### PROBLEM LINK:

**Author:** Jafar Badour

**Tester & Editorialist:** Hussain Kara Fallah

### PROBLEM EXPLANATION

You are given n black points and m white points in 2D plane. You need to draw a line that separates both of these groups. In other words, all-white points must lie onto one side of the line, and the black points must be on the other side. You need to find a line with maximum thickness, or state that it’s impossible to draw any line.

n,m \leq 10^5

### DIFFICULTY:

Hard

### Quick Explanation

Find the convex hull for each set of points, denote black hull by A and white hull by B. Find Minkowski sum of (A - B) and check the point with minimum distance to the origin. If the origin is inside the Minkowski sum polygon then answer is -1

### EXPLANATION:

First of all, let’s find the convex hull for white points and denote it by A and the convex hull of black points and denote it by B.

If A has a non-zero area of intersection with B it means that it’s impossible to draw any line.

Let’s think of possible cases of our line. The first thing that may come across the mind is that our line would be orthogonal to some line segment connecting a black point and a white point. If the line is not orthogonal it means that it’s closer to one point more than the other one, and we can rotate it such that we balance the difference (and make both distances equal).

Which pair of points should we consider? Obviously the closest pair of (black-white) points. If we pick another pair let’s say (P_x,P_y) and the closest pair is (P_a,P_b) and we draw a line with a thickness equal to the distance between P_x and P_y then (P_a,P_b) are definitely inside our thick line (which is not acceptable).
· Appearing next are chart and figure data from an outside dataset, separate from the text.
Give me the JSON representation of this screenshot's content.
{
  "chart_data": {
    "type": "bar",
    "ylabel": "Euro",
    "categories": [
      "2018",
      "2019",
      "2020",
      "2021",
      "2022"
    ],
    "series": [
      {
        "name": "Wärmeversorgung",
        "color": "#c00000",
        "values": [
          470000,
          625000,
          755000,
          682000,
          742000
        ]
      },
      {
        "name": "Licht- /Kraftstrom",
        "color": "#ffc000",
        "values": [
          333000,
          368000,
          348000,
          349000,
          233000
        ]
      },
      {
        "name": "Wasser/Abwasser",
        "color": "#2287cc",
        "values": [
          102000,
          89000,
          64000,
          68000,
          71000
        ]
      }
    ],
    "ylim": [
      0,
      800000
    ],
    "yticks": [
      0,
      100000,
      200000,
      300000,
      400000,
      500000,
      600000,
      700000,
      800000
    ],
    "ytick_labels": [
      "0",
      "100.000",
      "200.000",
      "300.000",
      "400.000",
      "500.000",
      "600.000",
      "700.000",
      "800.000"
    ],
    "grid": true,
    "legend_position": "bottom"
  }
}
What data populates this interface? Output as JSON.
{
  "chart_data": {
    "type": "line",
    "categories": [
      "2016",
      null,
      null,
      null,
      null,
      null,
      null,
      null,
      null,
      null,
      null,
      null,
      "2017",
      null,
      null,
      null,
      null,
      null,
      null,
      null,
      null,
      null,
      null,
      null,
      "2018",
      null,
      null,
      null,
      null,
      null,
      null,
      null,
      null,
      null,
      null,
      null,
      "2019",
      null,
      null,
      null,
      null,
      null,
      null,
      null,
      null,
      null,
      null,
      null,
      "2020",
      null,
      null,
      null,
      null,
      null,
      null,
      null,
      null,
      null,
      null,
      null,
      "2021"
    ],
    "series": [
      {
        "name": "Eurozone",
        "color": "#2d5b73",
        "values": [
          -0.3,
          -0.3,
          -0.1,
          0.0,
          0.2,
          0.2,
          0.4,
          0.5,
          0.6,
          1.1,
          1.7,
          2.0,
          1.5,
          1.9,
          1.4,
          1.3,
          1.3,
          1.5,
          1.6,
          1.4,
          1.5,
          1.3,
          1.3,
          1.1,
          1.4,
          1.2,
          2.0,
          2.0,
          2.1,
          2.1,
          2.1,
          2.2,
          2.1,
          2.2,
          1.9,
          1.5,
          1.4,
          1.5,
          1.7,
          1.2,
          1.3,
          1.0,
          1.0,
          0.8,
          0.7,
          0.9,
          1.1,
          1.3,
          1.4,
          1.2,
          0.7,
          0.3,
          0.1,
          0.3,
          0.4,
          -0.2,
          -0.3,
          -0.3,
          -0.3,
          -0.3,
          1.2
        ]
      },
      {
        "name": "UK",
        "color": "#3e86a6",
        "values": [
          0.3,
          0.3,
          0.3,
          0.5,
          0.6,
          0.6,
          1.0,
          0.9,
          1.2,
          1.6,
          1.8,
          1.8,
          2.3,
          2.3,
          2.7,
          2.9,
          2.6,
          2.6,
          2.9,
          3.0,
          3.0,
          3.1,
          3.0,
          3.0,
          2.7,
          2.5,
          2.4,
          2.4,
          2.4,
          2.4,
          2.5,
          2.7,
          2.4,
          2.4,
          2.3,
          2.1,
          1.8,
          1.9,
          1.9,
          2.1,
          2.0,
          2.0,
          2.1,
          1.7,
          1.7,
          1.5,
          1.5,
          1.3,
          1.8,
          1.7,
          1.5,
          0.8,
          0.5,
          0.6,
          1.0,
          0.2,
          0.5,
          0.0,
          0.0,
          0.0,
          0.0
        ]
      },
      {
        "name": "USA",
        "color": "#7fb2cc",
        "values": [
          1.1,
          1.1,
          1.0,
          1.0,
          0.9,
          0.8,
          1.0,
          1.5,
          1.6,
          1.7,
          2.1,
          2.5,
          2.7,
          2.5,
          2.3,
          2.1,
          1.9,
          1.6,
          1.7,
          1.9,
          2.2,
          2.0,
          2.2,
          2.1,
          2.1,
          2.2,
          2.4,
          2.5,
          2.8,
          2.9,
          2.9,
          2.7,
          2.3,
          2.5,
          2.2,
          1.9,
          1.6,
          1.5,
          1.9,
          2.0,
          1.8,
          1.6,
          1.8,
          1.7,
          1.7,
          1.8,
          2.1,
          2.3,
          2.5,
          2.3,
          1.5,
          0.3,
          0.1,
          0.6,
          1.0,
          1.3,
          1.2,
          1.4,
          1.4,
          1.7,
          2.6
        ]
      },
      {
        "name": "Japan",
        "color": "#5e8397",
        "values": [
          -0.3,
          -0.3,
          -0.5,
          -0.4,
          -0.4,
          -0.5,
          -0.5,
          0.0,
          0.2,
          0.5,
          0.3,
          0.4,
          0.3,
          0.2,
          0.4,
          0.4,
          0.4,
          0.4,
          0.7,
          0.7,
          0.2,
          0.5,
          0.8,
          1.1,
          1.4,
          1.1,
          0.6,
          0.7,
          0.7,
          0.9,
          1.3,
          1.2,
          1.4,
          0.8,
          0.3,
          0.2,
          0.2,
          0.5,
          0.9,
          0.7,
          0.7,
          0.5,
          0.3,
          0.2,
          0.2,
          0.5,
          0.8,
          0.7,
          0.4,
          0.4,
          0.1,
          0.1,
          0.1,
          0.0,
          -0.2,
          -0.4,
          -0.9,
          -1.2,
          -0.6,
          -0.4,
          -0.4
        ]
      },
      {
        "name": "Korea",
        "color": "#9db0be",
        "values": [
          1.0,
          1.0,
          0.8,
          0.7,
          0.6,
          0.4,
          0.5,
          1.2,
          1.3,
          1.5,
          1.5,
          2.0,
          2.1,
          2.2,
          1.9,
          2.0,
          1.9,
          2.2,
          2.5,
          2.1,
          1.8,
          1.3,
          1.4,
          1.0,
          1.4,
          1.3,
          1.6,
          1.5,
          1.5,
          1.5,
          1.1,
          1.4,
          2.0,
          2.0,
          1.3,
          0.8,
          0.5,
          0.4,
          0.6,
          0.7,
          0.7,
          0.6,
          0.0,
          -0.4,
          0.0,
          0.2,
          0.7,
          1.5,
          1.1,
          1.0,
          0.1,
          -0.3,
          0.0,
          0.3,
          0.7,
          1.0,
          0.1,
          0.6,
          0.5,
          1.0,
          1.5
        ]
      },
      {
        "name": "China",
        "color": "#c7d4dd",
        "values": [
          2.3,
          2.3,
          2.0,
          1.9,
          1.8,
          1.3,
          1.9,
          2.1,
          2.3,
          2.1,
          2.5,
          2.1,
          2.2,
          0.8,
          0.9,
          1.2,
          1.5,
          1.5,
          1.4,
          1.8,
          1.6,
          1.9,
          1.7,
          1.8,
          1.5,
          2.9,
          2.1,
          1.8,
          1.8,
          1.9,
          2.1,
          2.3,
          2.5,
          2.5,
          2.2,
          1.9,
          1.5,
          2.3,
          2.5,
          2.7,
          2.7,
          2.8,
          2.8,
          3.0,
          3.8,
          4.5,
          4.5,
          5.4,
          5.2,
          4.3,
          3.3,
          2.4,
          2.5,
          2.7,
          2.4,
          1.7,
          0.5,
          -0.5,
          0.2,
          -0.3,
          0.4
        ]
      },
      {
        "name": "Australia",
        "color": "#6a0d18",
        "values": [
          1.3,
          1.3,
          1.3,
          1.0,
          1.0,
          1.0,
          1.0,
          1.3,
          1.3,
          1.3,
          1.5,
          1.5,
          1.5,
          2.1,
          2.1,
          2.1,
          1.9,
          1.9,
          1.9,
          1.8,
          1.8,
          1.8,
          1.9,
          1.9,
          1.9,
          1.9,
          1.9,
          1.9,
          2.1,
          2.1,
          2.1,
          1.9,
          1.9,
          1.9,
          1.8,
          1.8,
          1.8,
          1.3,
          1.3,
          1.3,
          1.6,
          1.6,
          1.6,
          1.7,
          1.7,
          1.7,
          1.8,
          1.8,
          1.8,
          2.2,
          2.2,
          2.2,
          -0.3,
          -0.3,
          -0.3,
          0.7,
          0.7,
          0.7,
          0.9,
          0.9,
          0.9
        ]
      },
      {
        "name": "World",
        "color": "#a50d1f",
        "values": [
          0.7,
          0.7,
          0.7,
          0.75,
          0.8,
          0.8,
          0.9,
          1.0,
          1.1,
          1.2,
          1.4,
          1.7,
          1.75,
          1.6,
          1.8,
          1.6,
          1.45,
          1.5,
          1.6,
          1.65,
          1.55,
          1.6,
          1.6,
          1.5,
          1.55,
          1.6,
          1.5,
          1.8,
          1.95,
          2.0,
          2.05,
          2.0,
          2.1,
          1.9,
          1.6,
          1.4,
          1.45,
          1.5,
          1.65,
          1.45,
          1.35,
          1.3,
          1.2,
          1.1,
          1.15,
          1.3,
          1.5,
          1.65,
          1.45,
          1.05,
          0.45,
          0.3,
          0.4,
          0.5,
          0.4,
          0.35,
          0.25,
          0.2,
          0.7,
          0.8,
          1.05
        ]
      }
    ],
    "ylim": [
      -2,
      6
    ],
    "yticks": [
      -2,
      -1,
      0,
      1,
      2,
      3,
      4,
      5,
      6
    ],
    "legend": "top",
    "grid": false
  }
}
There are 2 other possible cases which we must consider.

The closest black point to the convex hull of white points A. (The segment here would be between a black point and some edge of A). Our line would be orthogonal to this segment of course.

The closest white point to the convex hull of black points B.

We should calculate the minimum distance for each of the 3 cases and take the minimum result possible.

Such a solution is possible with a radial sweep. The solutions is kind of complicated but there’s a much cleaner solution with Minkowski sum.

Minkowski sum of 2 shapes A,B in any dimensional space is the set of points:

A \oplus B=\{p + q | p \in A, q\in B\}

So basically it’s the convolution between 2 polygons. Maybe it’s a little bit hard to visualize it. Check these pictures for better understanding.

Convolution between a polygon and a triangle:

Convolution between a polygon and a circle:

It should be clear that convolution between A and -B would give us all vectors between each point in A and each point in B .

Minkowski sum between 2 convex polygons is a convex polygon. If we are able to find the vertices of Minkowski sum of A-B then our answer would be the closest point between our polygon and the origin (0,0)

How to find Minkowski sum of 2 convex polygons?

Here I will provide a short proof of the algorithm. Assume we are working with 2 convex polygons P,R and their minkowski sum P \oplus R

An extreme point in direction d on P \oplus R is the sum of extreme points in direction d on P and R.

To see that the complexity of the Minkowski sum is linear, consider an edge e of P \oplus R. This edge is extreme in the direction of its outer normal. Hence, it must be generated by points on P and R that are extreme in the same direction. Moreover, at least one of P and R must have an edge that is extreme in that direction. We charge e to this edge. This way each edge is charged at most once, so the total number of edges is at most n+m.

What our algorithm does is determining the angular interval for each edge of each polygon such that this edge is extreme on this interval.

All that’s remaining is finding the distance between the origin and each edge of minkowski sum polygon.